Law Technology News quoted my colleague, Craig Ball, what disturbs him most about Judge Blackburn’s ruling is “that Judge Blackburn points to Boucher and simply equates the two scenarios without noting that the government’s knowledge of the contents of the kiddy porn laptop was substantial, specific, and no way speculative.” He added that this case differs from Boucher in the sense that the government at least saw the questionable files on Boucher’s computer already, “the LEOS saw the contraband with their own eyes and recognized its criminal character.” But, in the District of Colorado case, officials likely don’t know what is on the computer, because “the cops never got past the log in screen, due to the computer’s encryption.”  Likewise, Professor Kerr characterizes Judge Blackburn’s ruling as “not a model of clarity.”

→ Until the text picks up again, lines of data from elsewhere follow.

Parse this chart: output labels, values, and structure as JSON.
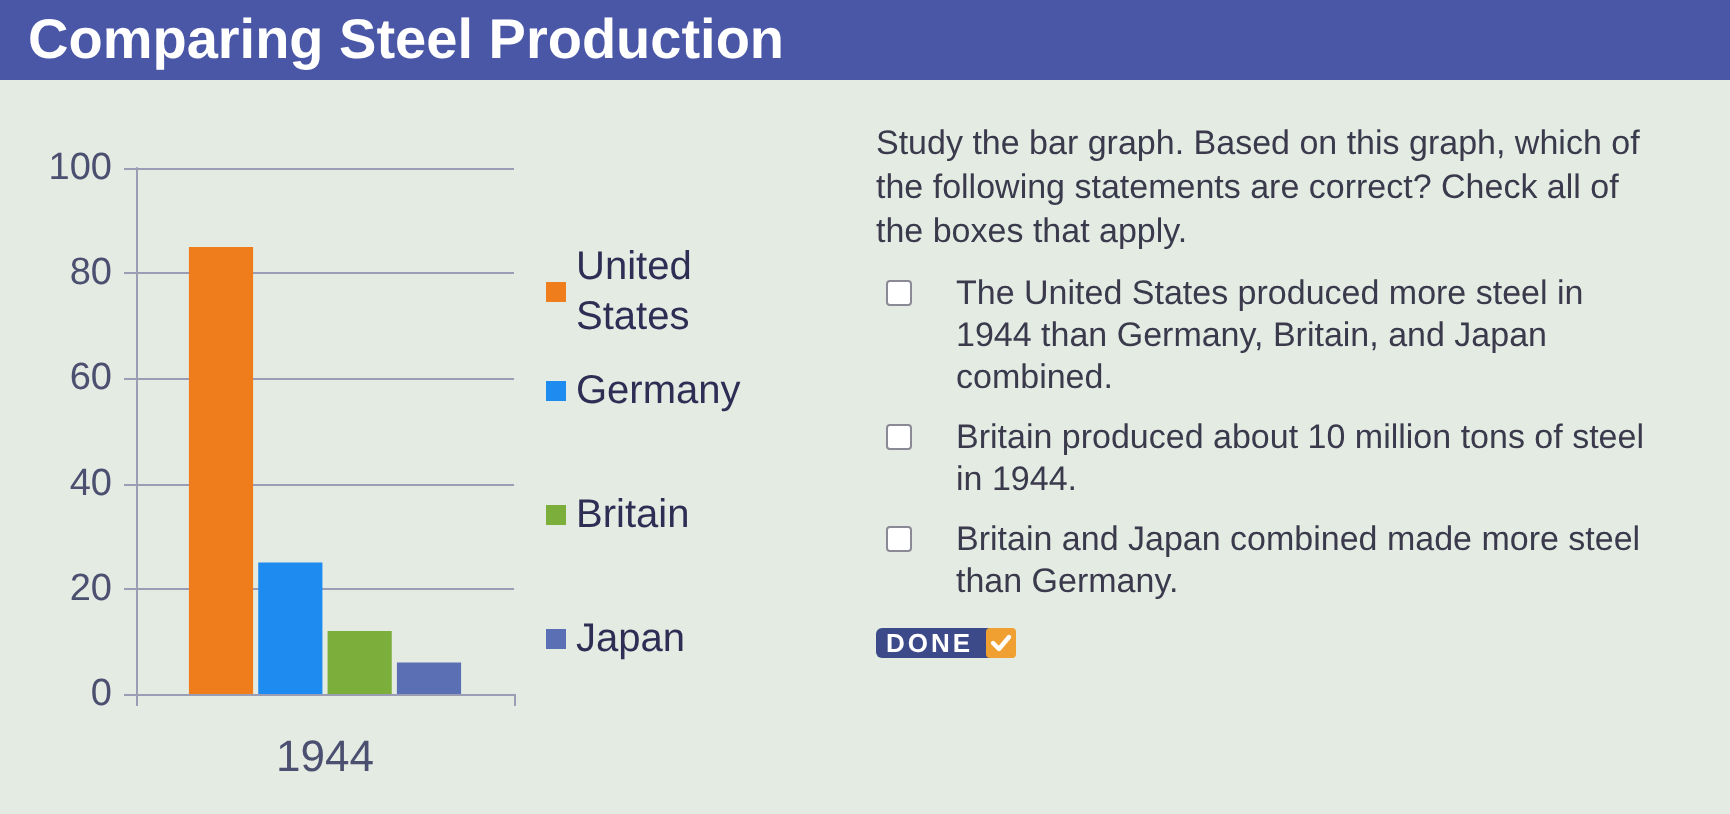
{
  "chart_data": {
    "type": "bar",
    "title": "Comparing Steel Production",
    "categories": [
      "1944"
    ],
    "series": [
      {
        "name": "United States",
        "color": "#ef7d1c",
        "values": [
          85
        ]
      },
      {
        "name": "Germany",
        "color": "#1e8bf0",
        "values": [
          25
        ]
      },
      {
        "name": "Britain",
        "color": "#7cae3c",
        "values": [
          12
        ]
      },
      {
        "name": "Japan",
        "color": "#5b6fb5",
        "values": [
          6
        ]
      }
    ],
    "ylim": [
      0,
      100
    ],
    "yticks": [
      0,
      20,
      40,
      60,
      80,
      100
    ],
    "grid": "y",
    "legend": "right",
    "annotations": [
      "Study the bar graph. Based on this graph, which of the following statements are correct? Check all of the boxes that apply.",
      "The United States produced more steel in 1944 than Germany, Britain, and Japan combined.",
      "Britain produced about 10 million tons of steel in 1944.",
      "Britain and Japan combined made more steel than Germany.",
      "DONE"
    ]
  }
}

I see Craig’s point, and I recognize that he doesn’t want law enforcement to have carte blanche to peer into one’s encrypted volume based solely on reasonable suspicion (or  –alternatively– to suffer an adverse jury instruction (State v. Levie, 695 N.W.2d 619 (Minn.App. 2005)).  But, I wonder whether a helpful analogy (one I can’t claim credit for) is the locked safe, within which the police have probable cause to believe a stolen painting has been stored. They don’t want to blast the safe open, because the priceless painting may be destroyed.  Assume the safe is in defendant’s home, and the police have a search warrant, and, therefore, assume the safe belongs to defendant and he is aware of its presence. Can defendant be compelled to turn over the key to the safe?  The answer, I believe, is yes. See Schmerber v. Cal., 384 U.S. 757 (U.S. 1966) (Where blood test evidence, although it may be an incriminating product of compulsion, is neither testimony nor evidence relating to some communicative act or writing by a defendant, it is not inadmissible on privilege grounds).  Now, let’s assume that it’s not a key the cops need, but a combination code to the safe.  Defendant has this code memorized.  Can the defendant now not be compelled to give up the code?  Why not?  Because it’s a memory?  But the Fifth Amendment doesn’t afford an unqualified privilege for memories; it affords a privilege to statements that are testimonial in nature.  How could defendant’s very knowledge of the code to a safe in his own home be either incriminating or testimonial, regardless of whether the cops actually saw the painting deposited therein or not?